Several American commentators have talked of the injustice of China making money in Afghanistan under the auspices of Western military might. Sour grapes or fair critiscism?

China would be making money in Afghanistan without a Western military presence there – probably more – and they don’t see a U.S. security umbrella as the best way to protect their economic projects. They would rather not see a Talibanized Afghanistan but they would deal with them if they had to, and did so relatively successfully in the past. The problem has been that China has been doing too little economically, not that it’s reaping some great bounty from Western presence. It is fair criticism to say that China has done virtually nothing to support stability in Afghanistan, but the complaining about Chinese economic projects seems to me to miss the point.

Given the ownership structure of Chinese firms, Chinese firms have been able to overbid private Western firms for resource projects in the third world, to some consternation it might be added. Are the Chinese firms simply paying too much for uncertain investments – and by extension for the Aghan adventure?

China places a different value on some of these investments from private Western firms – yes, maybe it’s overbidding in one sense, but it sees strategic utility in locking up access to some of these resources and in its companies gaining international experience and footholds. Whether that makes economic sense is another matter but it’s the Chinese government that’s ultimately providing financing for many of these deals and their calculations are not purely economic in nature. The Aynak and Sar-e-Pol deals don’t look to be bad value anyway, and in any case, as the Chinese see it, they are just stuck with having to pay out for these higher risk investments because most of the easier and more attractive ones elsewhere in the world have already gone.
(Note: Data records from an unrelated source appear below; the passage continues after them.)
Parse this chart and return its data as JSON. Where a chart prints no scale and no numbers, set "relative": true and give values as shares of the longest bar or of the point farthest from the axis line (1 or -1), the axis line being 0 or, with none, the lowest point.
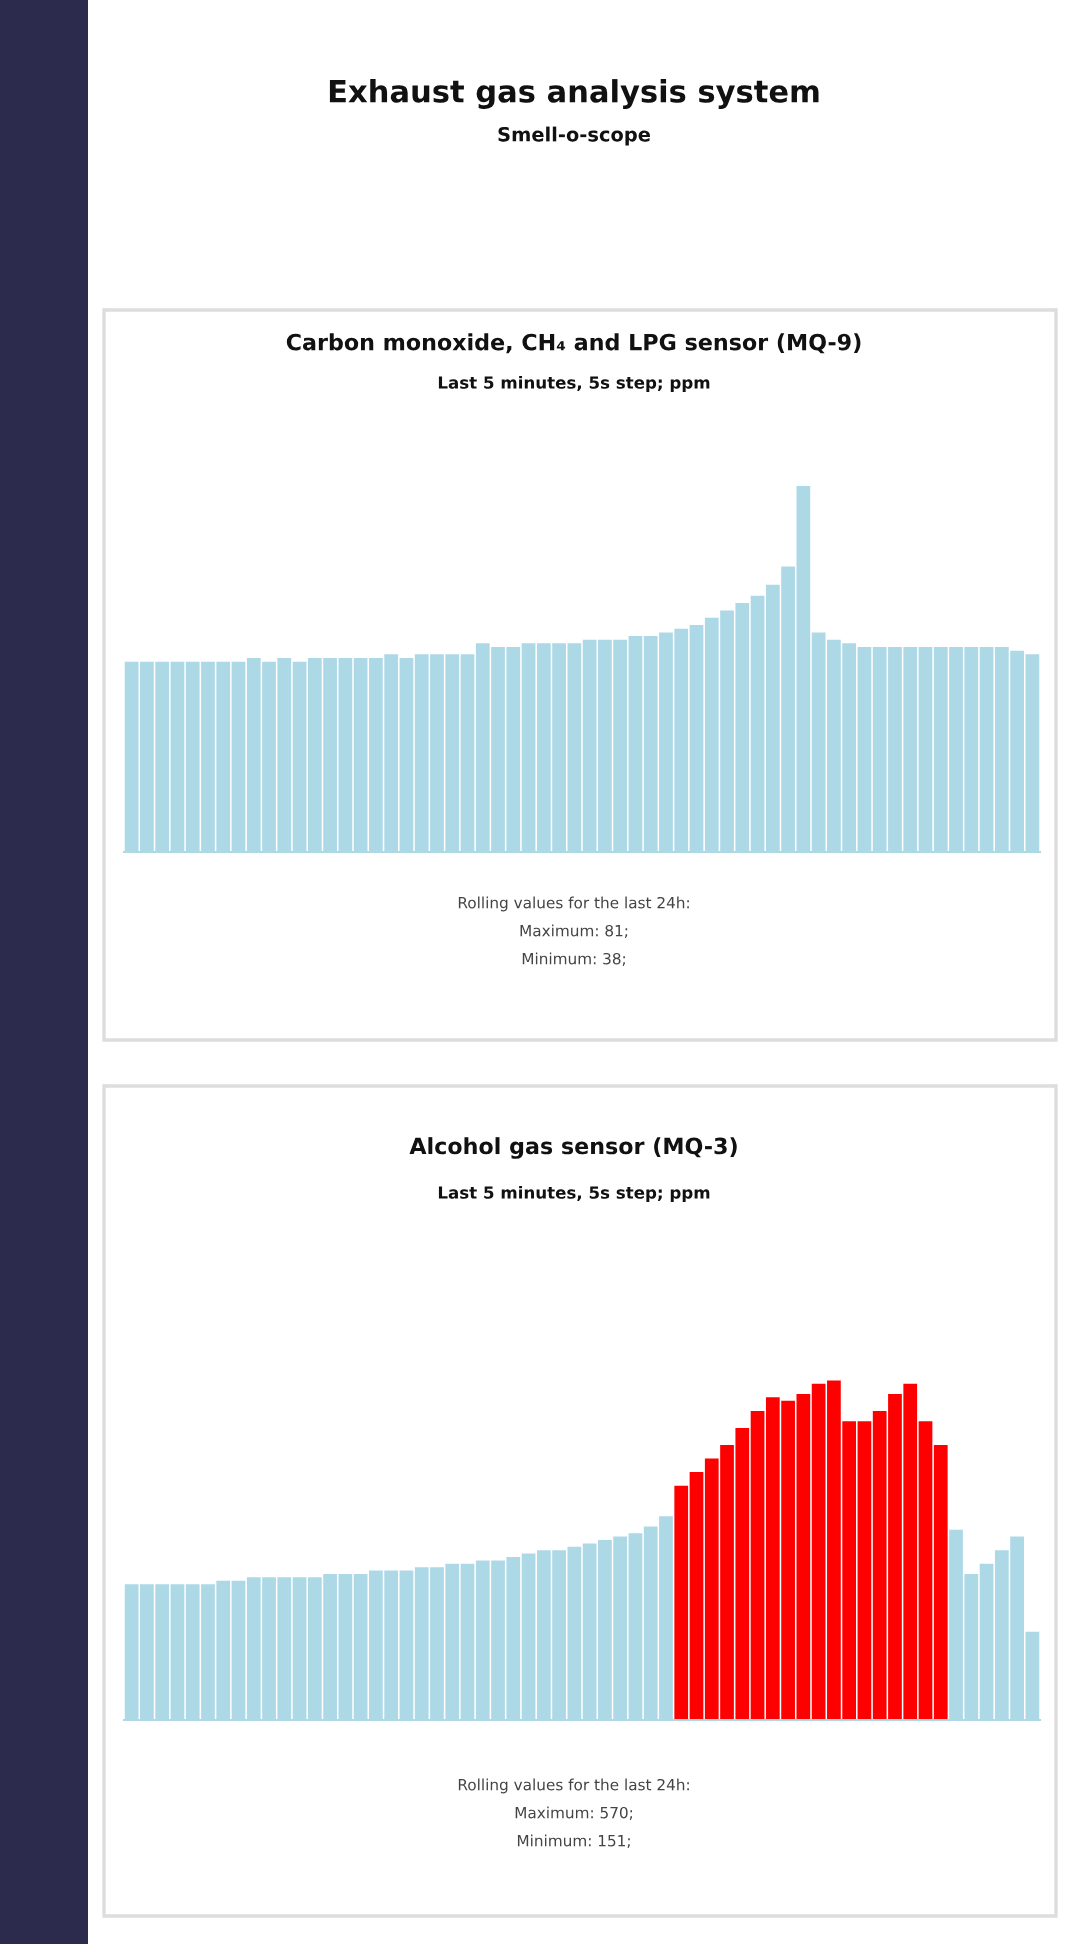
{
  "chart_data": [
    {
      "type": "other",
      "title": "Exhaust gas analysis system",
      "subtitle": "Smell-o-scope"
    },
    {
      "type": "bar",
      "title": "Carbon monoxide, CH₄ and LPG sensor (MQ-9)",
      "subtitle": "Last 5 minutes, 5s step; ppm",
      "relative": true,
      "categories": [
        null,
        null,
        null,
        null,
        null,
        null,
        null,
        null,
        null,
        null,
        null,
        null,
        null,
        null,
        null,
        null,
        null,
        null,
        null,
        null,
        null,
        null,
        null,
        null,
        null,
        null,
        null,
        null,
        null,
        null,
        null,
        null,
        null,
        null,
        null,
        null,
        null,
        null,
        null,
        null,
        null,
        null,
        null,
        null,
        null,
        null,
        null,
        null,
        null,
        null,
        null,
        null,
        null,
        null,
        null,
        null,
        null,
        null,
        null,
        null
      ],
      "values": [
        0.52,
        0.52,
        0.52,
        0.52,
        0.52,
        0.52,
        0.52,
        0.52,
        0.53,
        0.52,
        0.53,
        0.52,
        0.53,
        0.53,
        0.53,
        0.53,
        0.53,
        0.54,
        0.53,
        0.54,
        0.54,
        0.54,
        0.54,
        0.57,
        0.56,
        0.56,
        0.57,
        0.57,
        0.57,
        0.57,
        0.58,
        0.58,
        0.58,
        0.59,
        0.59,
        0.6,
        0.61,
        0.62,
        0.64,
        0.66,
        0.68,
        0.7,
        0.73,
        0.78,
        1.0,
        0.6,
        0.58,
        0.57,
        0.56,
        0.56,
        0.56,
        0.56,
        0.56,
        0.56,
        0.56,
        0.56,
        0.56,
        0.56,
        0.55,
        0.54
      ],
      "color": "#add8e6",
      "annotations": [
        "Rolling values for the last 24h:",
        "Maximum: 81;",
        "Minimum: 38;"
      ]
    },
    {
      "type": "bar",
      "title": "Alcohol gas sensor (MQ-3)",
      "subtitle": "Last 5 minutes, 5s step; ppm",
      "relative": true,
      "categories": [
        null,
        null,
        null,
        null,
        null,
        null,
        null,
        null,
        null,
        null,
        null,
        null,
        null,
        null,
        null,
        null,
        null,
        null,
        null,
        null,
        null,
        null,
        null,
        null,
        null,
        null,
        null,
        null,
        null,
        null,
        null,
        null,
        null,
        null,
        null,
        null,
        null,
        null,
        null,
        null,
        null,
        null,
        null,
        null,
        null,
        null,
        null,
        null,
        null,
        null,
        null,
        null,
        null,
        null,
        null,
        null,
        null,
        null,
        null,
        null
      ],
      "values": [
        0.4,
        0.4,
        0.4,
        0.4,
        0.4,
        0.4,
        0.41,
        0.41,
        0.42,
        0.42,
        0.42,
        0.42,
        0.42,
        0.43,
        0.43,
        0.43,
        0.44,
        0.44,
        0.44,
        0.45,
        0.45,
        0.46,
        0.46,
        0.47,
        0.47,
        0.48,
        0.49,
        0.5,
        0.5,
        0.51,
        0.52,
        0.53,
        0.54,
        0.55,
        0.57,
        0.6,
        0.69,
        0.73,
        0.77,
        0.81,
        0.86,
        0.91,
        0.95,
        0.94,
        0.96,
        0.99,
        1.0,
        0.88,
        0.88,
        0.91,
        0.96,
        0.99,
        0.88,
        0.81,
        0.56,
        0.43,
        0.46,
        0.5,
        0.54,
        0.26
      ],
      "colors": [
        "#add8e6",
        "#add8e6",
        "#add8e6",
        "#add8e6",
        "#add8e6",
        "#add8e6",
        "#add8e6",
        "#add8e6",
        "#add8e6",
        "#add8e6",
        "#add8e6",
        "#add8e6",
        "#add8e6",
        "#add8e6",
        "#add8e6",
        "#add8e6",
        "#add8e6",
        "#add8e6",
        "#add8e6",
        "#add8e6",
        "#add8e6",
        "#add8e6",
        "#add8e6",
        "#add8e6",
        "#add8e6",
        "#add8e6",
        "#add8e6",
        "#add8e6",
        "#add8e6",
        "#add8e6",
        "#add8e6",
        "#add8e6",
        "#add8e6",
        "#add8e6",
        "#add8e6",
        "#add8e6",
        "#ff0000",
        "#ff0000",
        "#ff0000",
        "#ff0000",
        "#ff0000",
        "#ff0000",
        "#ff0000",
        "#ff0000",
        "#ff0000",
        "#ff0000",
        "#ff0000",
        "#ff0000",
        "#ff0000",
        "#ff0000",
        "#ff0000",
        "#ff0000",
        "#ff0000",
        "#ff0000",
        "#add8e6",
        "#add8e6",
        "#add8e6",
        "#add8e6",
        "#add8e6",
        "#add8e6"
      ],
      "annotations": [
        "Rolling values for the last 24h:",
        "Maximum: 570;",
        "Minimum: 151;"
      ]
    }
  ]
}
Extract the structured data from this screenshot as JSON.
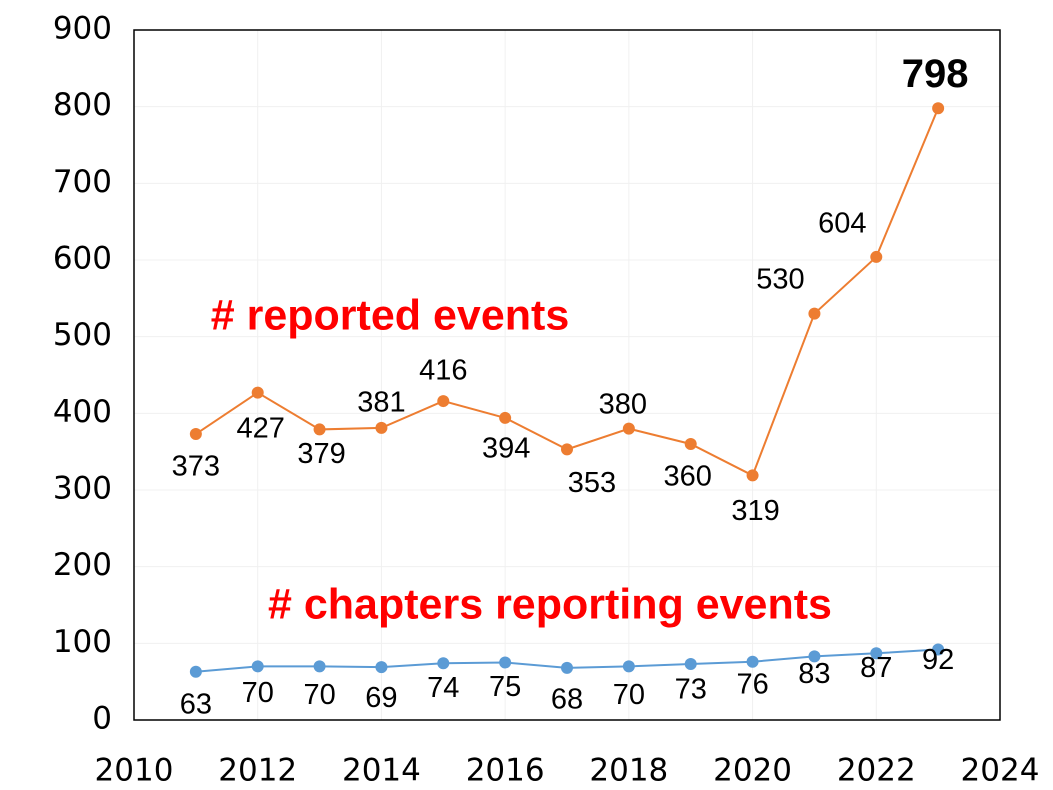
{
  "chart_data": {
    "type": "line",
    "x": [
      2011,
      2012,
      2013,
      2014,
      2015,
      2016,
      2017,
      2018,
      2019,
      2020,
      2021,
      2022,
      2023
    ],
    "series": [
      {
        "name": "# reported events",
        "color": "#ED7D31",
        "values": [
          373,
          427,
          379,
          381,
          416,
          394,
          353,
          380,
          360,
          319,
          530,
          604,
          798
        ]
      },
      {
        "name": "# chapters reporting events",
        "color": "#5B9BD5",
        "values": [
          63,
          70,
          70,
          69,
          74,
          75,
          68,
          70,
          73,
          76,
          83,
          87,
          92
        ]
      }
    ],
    "annotation_color": "#FF0000",
    "xlim": [
      2010,
      2024
    ],
    "xticks": [
      2010,
      2012,
      2014,
      2016,
      2018,
      2020,
      2022,
      2024
    ],
    "ylim": [
      0,
      900
    ],
    "yticks": [
      0,
      100,
      200,
      300,
      400,
      500,
      600,
      700,
      800,
      900
    ],
    "grid": true
  }
}
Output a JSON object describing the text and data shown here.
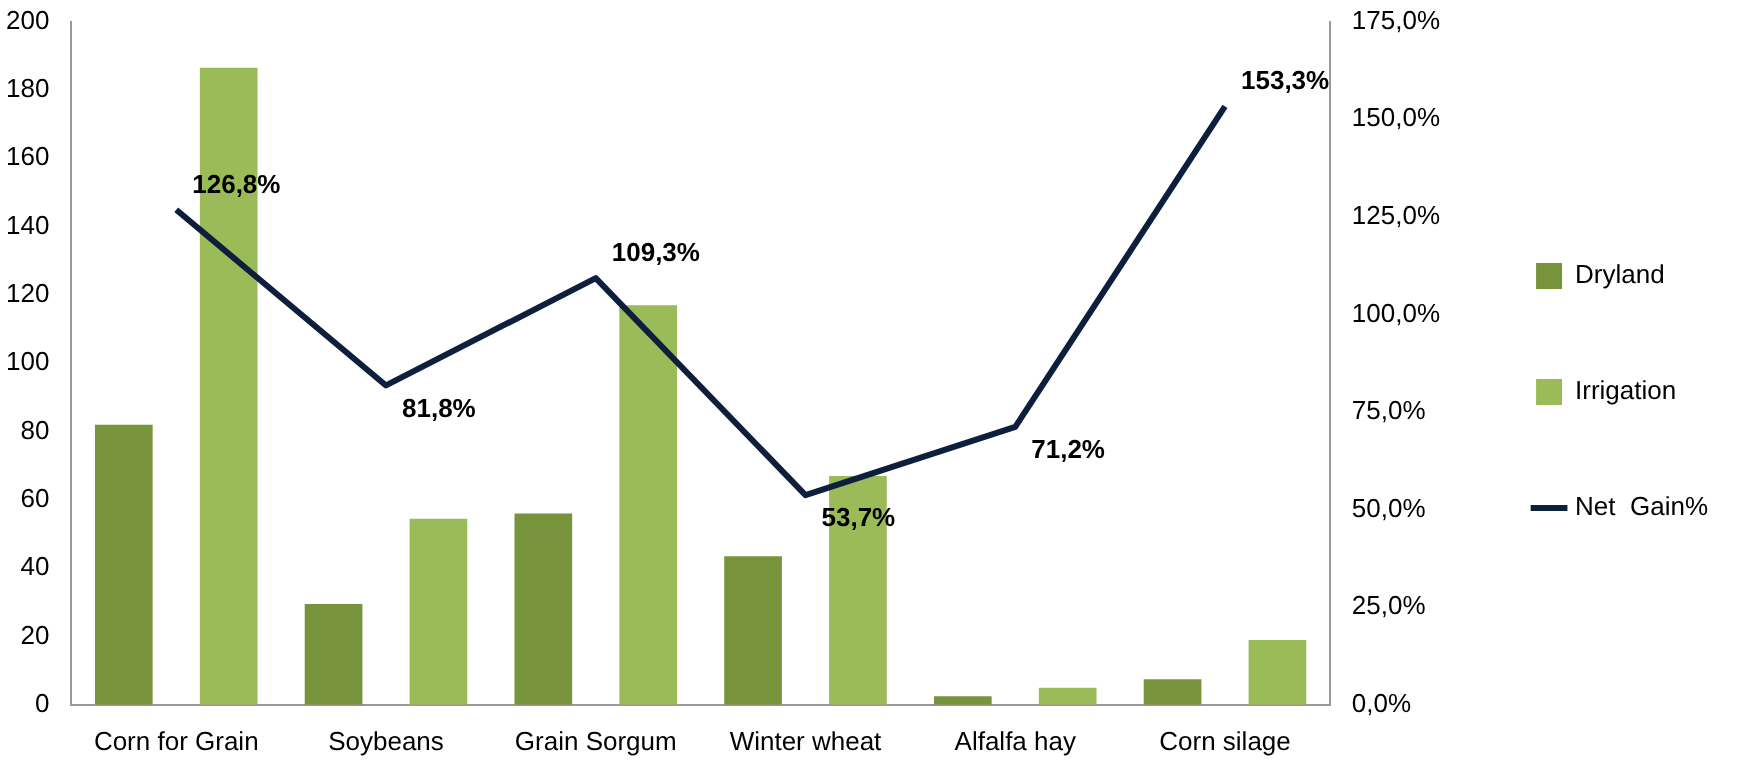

Compared to countries such as the US, UK, Canada, and Japan, China is a fairly minor actor on the Afghan stage in terms of absolute investment and involvement. Are we overestimating the impact of China?

This is true so far – and it’s possible that China will maintain its relatively restricted level of involvement. But if you look at most countries around the region, the norm is very much for China to become one of, if not the, largest trading partners and investors, and there’s no intrinsic reason why that shouldn’t be the case in Afghanistan too. The combination of war and Western presence has held them back but if we were to see a relatively stable, post-American Afghanistan in the years ahead, I would expect that to change. In addition, China is barely present in the Afghan political sphere – Pakistan, Iran, India, the United States, Turkey, Russia and so on, have relationships and a scale of political activity that China doesn’t get close to. What this does mean, however, is that China is one of the few broadly neutral external actors in Afghanistan, which could yet prove important in the years ahead. The other element to the whole thing is that once China moves in, odds are that it’s pretty much there to stay – that’s not necessarily true of any of the Western powers.

Andrew Small is a Transatlantic Fellow with the German Marshall Fund of the United States in Washington, DC.